Problemas à vista?  
O PSOL protocolou ontem, no Conselho de Ética da Câmara dos Deputados, o pedido de cassação do mandato do parlamentar Delegado da Cunha (PP). Essa medida foi tomada, após uma reportagem exibida na edição do último domingo do Fantástico, da TV Globo, em que o legislador aparece agredindo e ameaçando de morte a ex-companheira, Betina Grusiecki. Normalmente, o colegiado evita tomar uma medida extrema. 

Tolerância zero
“O lugar de agressor de mulheres não é na Câmara dos Deputados. Os vídeos divulgados que mostram o deputado Da Cunha ameaçando a ex-companheira de morte são provas de um crime gravíssimo.
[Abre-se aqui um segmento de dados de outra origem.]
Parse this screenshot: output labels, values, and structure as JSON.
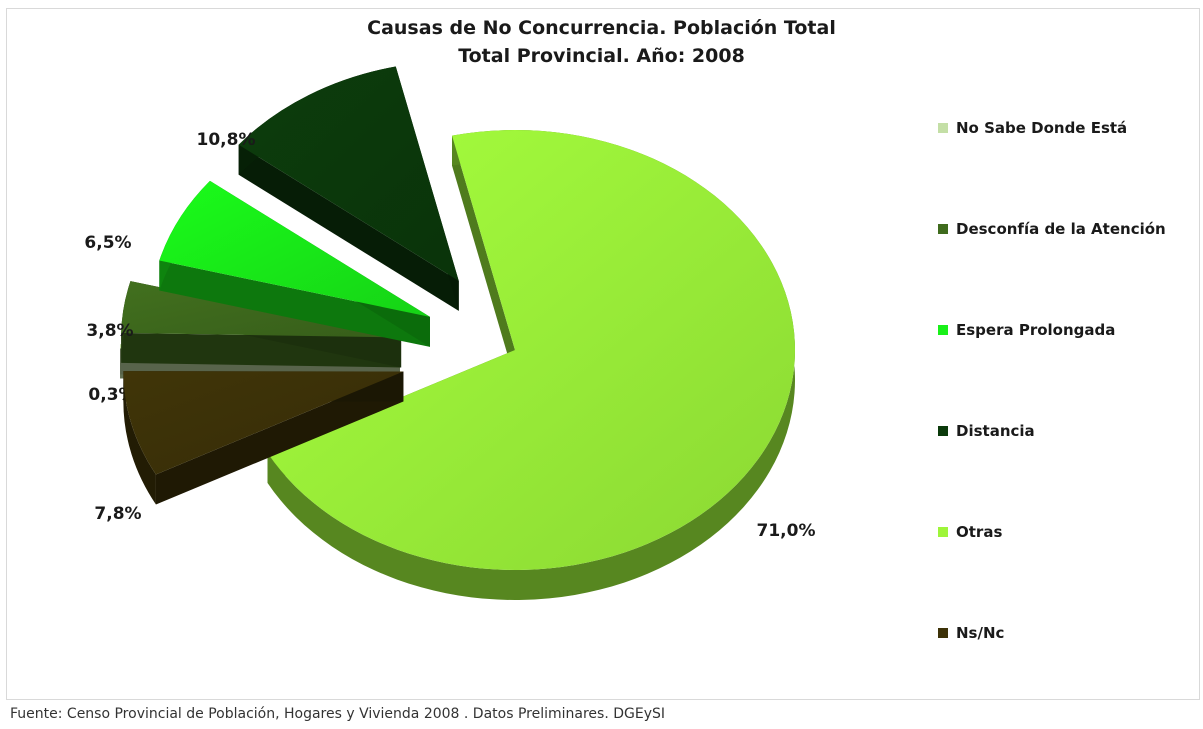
{
  "chart_data": {
    "type": "pie",
    "title": "Causas de No Concurrencia. Población Total",
    "subtitle": "Total Provincial. Año: 2008",
    "categories": [
      "No Sabe Donde Está",
      "Desconfía de la Atención",
      "Espera Prolongada",
      "Distancia",
      "Otras",
      "Ns/Nc"
    ],
    "values": [
      0.3,
      3.8,
      6.5,
      10.8,
      71.0,
      7.8
    ],
    "data_labels": [
      "0,3%",
      "3,8%",
      "6,5%",
      "10,8%",
      "71,0%",
      "7,8%"
    ],
    "colors": [
      "#c4dfa6",
      "#3f6b1d",
      "#19f019",
      "#0b3a0b",
      "#9ef53a",
      "#3d3208"
    ],
    "legend_position": "right",
    "exploded": true,
    "three_d": true
  },
  "footer": {
    "source": "Fuente: Censo Provincial de Población, Hogares y Vivienda 2008 . Datos Preliminares. DGEySI"
  }
}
Criminosos que atentam contra a vida das mulheres não podem ocupar espaços de poder ou serem representantes do povo, ainda mais em um país que registrou quase 1.500 feminicídios só em 2023,” afirmou a deputada federal Fernanda Melchionna (PSOL-RS), que propôs a ação.

Mau exemplo
Na avaliação do líder em exercício da bancada do PSOL/Rede na Câmara, Pastor Henrique Vieira (PSOL-RJ), o Legislativo não pode ser convivente. “As imagens do deputado bolsonarista Da Cunha agredindo e ameaçando a ex-companheira de morte são estarrecedoras. É mais um exemplo da contradição de um projeto extremista que tem como lema ‘Deus, pátria e família'”, frisou.